My theory is with only 400 data points, 62 in the least common level, and 62 predictors I simply have too many predictors. With the same data and 31 predictors the model runs fine. Regardless, I was wondering if I even have to test linearity when all my predictors are ordinal (none are linear, they are all 4 point likert data).

#### noetsi

##### Fortran must die
A second, or third, question is that GretaGarbo noted the need to test for
variance is "n*p*(1-p)" not overvariation "(sigma^2)*n*p*(1-p)", (which I think is overdispersion).

How do you test for that? She also said I should test for a binomial distribution, ally of the DV are 1 and ) #### GretaGarbo

##### Human
She also said I should test for a binomial distribution
No, I did not say that you "should" test for that. You asked about assumptions and I mentioned that. Don't over complicate things. It is an assumption. Remember: all models are wrong, but some models are useful" (as Box said).

I would run the 32 explanatory variables. (But maybe I would use the lasso. It is a sort variable selection method.) For those which are signifikant or have a "large" parameter estimate I would test interactions.

You could run one factor at a time as a factor variabel with 4 levels (and all the others as linear effects). If the 4 levels are on a line then it is fine with the regression model. A linear regression model can be defendes as an approximation in a several variables Taylor series.

If all explanatory variables are 4 level Lickert items, then all variabels have the same scale, (I would say that going from 2 to 4 is an important change.) The most important variable is the one with highest regression coefficient. But you need to recompute the scale because your bosses will not understand: log(p/(1-p)) = a+b*x. So you need to compute p = 1/(1+exp( -(a+b*x1+...)

Don't make it to complicated. Simplify for the bosses.

#### noetsi

##### Fortran must die
Sorry GretaGarbo I misunderstood your original point. I was wondering how I was going to test for independence I am simplifying it for the bosses believe me.
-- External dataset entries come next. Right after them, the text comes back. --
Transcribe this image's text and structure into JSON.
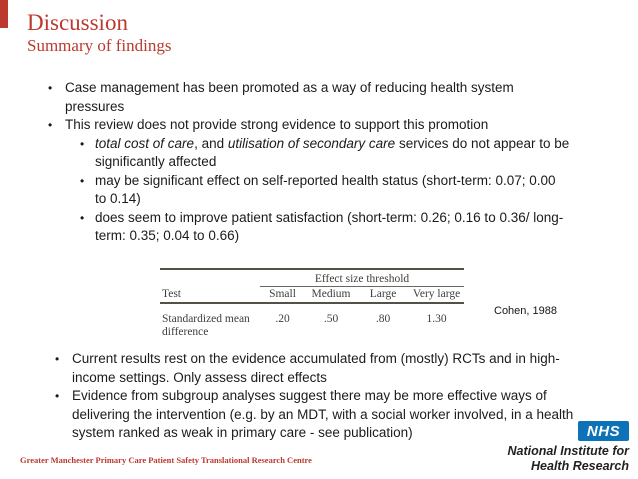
{
  "slide": {
    "title": "Discussion",
    "subtitle": "Summary of findings",
    "bullet_char": "•",
    "footer": "Greater Manchester Primary Care Patient Safety Translational Research Centre"
  },
  "bullets_top": [
    {
      "text": "Case management has been promoted as a way of reducing health system pressures"
    },
    {
      "text": "This review does not provide strong evidence to support this promotion"
    },
    {
      "parts": [
        {
          "text": "total cost of care"
        },
        {
          "text": ", and "
        },
        {
          "text": "utilisation of secondary care"
        },
        {
          "text": " services do not appear to be significantly affected"
        }
      ]
    },
    {
      "text": "may be significant effect on self-reported health status (short-term: 0.07; 0.00 to 0.14)"
    },
    {
      "text": "does seem to improve patient satisfaction (short-term: 0.26; 0.16 to 0.36/ long-term: 0.35; 0.04 to 0.66)"
    }
  ],
  "effect_table": {
    "spanner": "Effect size threshold",
    "row_header": "Test",
    "columns": [
      "Small",
      "Medium",
      "Large",
      "Very large"
    ],
    "rows": [
      {
        "label": "Standardized mean difference",
        "values": [
          ".20",
          ".50",
          ".80",
          "1.30"
        ]
      }
    ],
    "caption": "Cohen, 1988"
  },
  "bullets_bottom": [
    {
      "text": "Current results rest on the evidence accumulated from (mostly) RCTs and in high-income settings. Only assess direct effects"
    },
    {
      "text": "Evidence from subgroup analyses suggest there may be more effective ways of delivering the intervention (e.g. by an MDT, with a social worker involved, in a health system ranked as weak in primary care - see publication)"
    }
  ],
  "branding": {
    "nhs_logo_text": "NHS",
    "line1": "National Institute for",
    "line2": "Health Research"
  },
  "colors": {
    "accent_red": "#bb392e",
    "nhs_blue": "#0e72b8"
  }
}
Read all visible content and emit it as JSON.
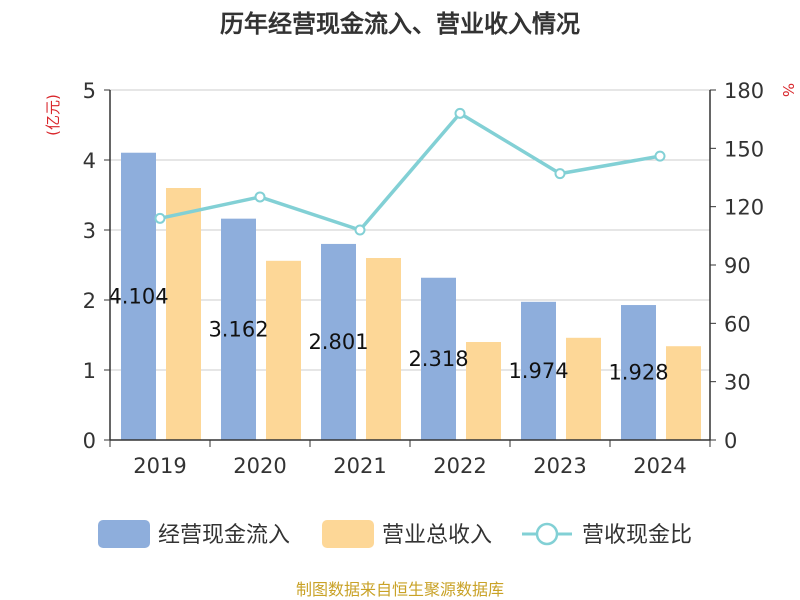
{
  "chart_data": {
    "type": "bar",
    "title": "历年经营现金流入、营业收入情况",
    "categories": [
      "2019",
      "2020",
      "2021",
      "2022",
      "2023",
      "2024"
    ],
    "y_left": {
      "unit_label": "(亿元)",
      "range": [
        0,
        5
      ],
      "ticks": [
        "0",
        "1",
        "2",
        "3",
        "4",
        "5"
      ]
    },
    "y_right": {
      "unit_label": "%",
      "range": [
        0,
        180
      ],
      "ticks": [
        "0",
        "30",
        "60",
        "90",
        "120",
        "150",
        "180"
      ]
    },
    "series": [
      {
        "name": "经营现金流入",
        "type": "bar",
        "axis": "left",
        "color": "#8eaedc",
        "values": [
          4.104,
          3.162,
          2.801,
          2.318,
          1.974,
          1.928
        ],
        "labels": [
          "4.104",
          "3.162",
          "2.801",
          "2.318",
          "1.974",
          "1.928"
        ]
      },
      {
        "name": "营业总收入",
        "type": "bar",
        "axis": "left",
        "color": "#fdd797",
        "values": [
          3.6,
          2.56,
          2.6,
          1.4,
          1.46,
          1.34
        ]
      },
      {
        "name": "营收现金比",
        "type": "line",
        "axis": "right",
        "color": "#82d0d5",
        "values": [
          114,
          125,
          108,
          168,
          137,
          146
        ]
      }
    ],
    "grid": true,
    "legend_position": "bottom"
  },
  "source": "制图数据来自恒生聚源数据库"
}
The primary thing I report for them are 1) which variables are significant and 2) which have the most importance [aka impact]. That is a ranking from high to low. I have used 3 different approaches which I have found recommended:

1) Odds ratio [values below 1 I use the equation 1/or which effectively generates an absolute value].
2) Highest Wald values
3) A standardized coefficient [one of many that exist, its the only one SAS generates].
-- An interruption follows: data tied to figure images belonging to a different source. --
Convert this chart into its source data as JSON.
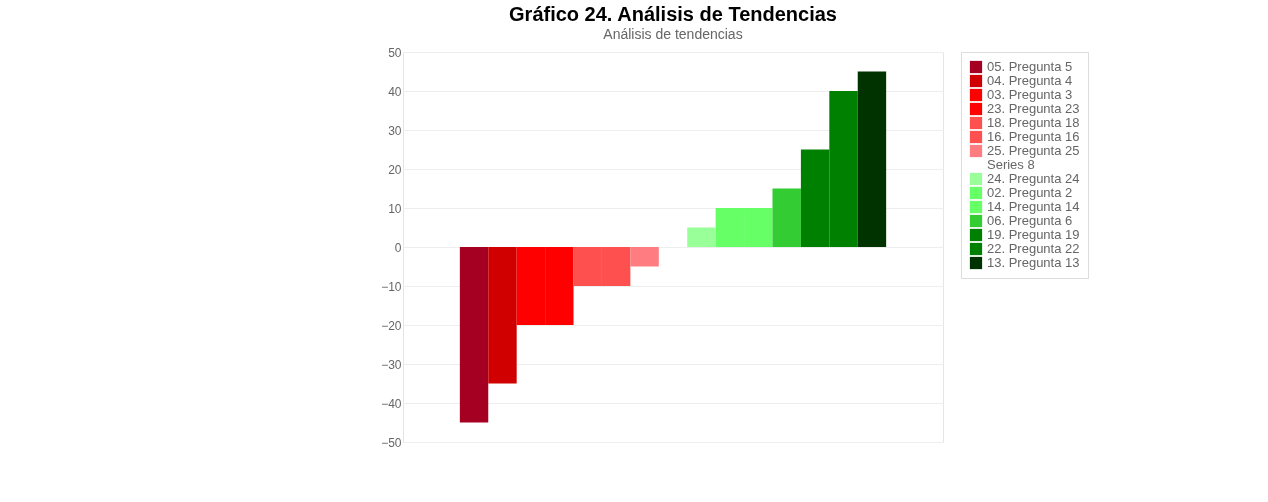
{
  "chart_data": {
    "type": "bar",
    "title": "Gráfico 24. Análisis de Tendencias",
    "subtitle": "Análisis de tendencias",
    "categories": [
      null
    ],
    "series": [
      {
        "name": "05. Pregunta 5",
        "color": "#a50021",
        "values": [
          -45
        ]
      },
      {
        "name": "04. Pregunta 4",
        "color": "#d00000",
        "values": [
          -35
        ]
      },
      {
        "name": "03. Pregunta 3",
        "color": "#ff0000",
        "values": [
          -20
        ]
      },
      {
        "name": "23. Pregunta 23",
        "color": "#ff0000",
        "values": [
          -20
        ]
      },
      {
        "name": "18. Pregunta 18",
        "color": "#ff5050",
        "values": [
          -10
        ]
      },
      {
        "name": "16. Pregunta 16",
        "color": "#ff5050",
        "values": [
          -10
        ]
      },
      {
        "name": "25. Pregunta 25",
        "color": "#ff7c80",
        "values": [
          -5
        ]
      },
      {
        "name": "Series 8",
        "values": [
          null
        ]
      },
      {
        "name": "24. Pregunta 24",
        "color": "#99ff99",
        "values": [
          5
        ]
      },
      {
        "name": "02. Pregunta 2",
        "color": "#66ff66",
        "values": [
          10
        ]
      },
      {
        "name": "14. Pregunta 14",
        "color": "#66ff66",
        "values": [
          10
        ]
      },
      {
        "name": "06. Pregunta 6",
        "color": "#33cc33",
        "values": [
          15
        ]
      },
      {
        "name": "19. Pregunta 19",
        "color": "#008000",
        "values": [
          25
        ]
      },
      {
        "name": "22. Pregunta 22",
        "color": "#008000",
        "values": [
          40
        ]
      },
      {
        "name": "13. Pregunta 13",
        "color": "#003300",
        "values": [
          45
        ]
      }
    ],
    "ylim": [
      -50,
      50
    ],
    "yticks": [
      -50,
      -40,
      -30,
      -20,
      -10,
      0,
      10,
      20,
      30,
      40,
      50
    ],
    "grid": "y",
    "legend": "right"
  }
}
My problem is that the rankings are somewhat different from highest to lowest depending on which you use. And I have found no consensus on which generates the better results.

I am not sure what you mean by this. Treat one predictor as categorical [dummy coding so you would have 3 dummies] and the rest as linear predictors. Then see if the three dummies are significant?

"You could run one factor at a time as a factor variable with 4 levels (and all the others as linear effects). If the 4 levels are on a line then it is fine with the regression model."

Only 4 of my predictors actually are significant at the .05 level.

#### noetsi

##### Fortran must die
Here is a confusing issue to me. I n this case in occurs in the context of logistic regression, although I think it applies to most forms of regression.

You have likert data (4 points in this case). Formally the non-linearity assumption does not apply to ordinal data. But if you treating the ordinal variables as continuous (that is using the odds ratio with them rather then creating a series of dummy variables) do you have to test linearity for them regardless of this? The likert scale variables might be ordinal, but you are treating them as if continuous (I think our likert data is continuous in that its reasonable to assume the difference between each point is the same even although formally it is not continuous in nature. This is commonly done although some disagree).

While I am asking many question, if you have ordinal variables and you assume they have to be tested for non-linearity (I used box Tidwell) what do you do to determine their importance if they are non-linear? Four of my variables turned out to be non-linear (although 2 came close to passing the Box Tidwell). I am not sure how to determine their relative importance to other variables if they are non-linear.

Splines or loess don't help because you can't use those to compare to other predictor variables in terms of their impact on the predictor.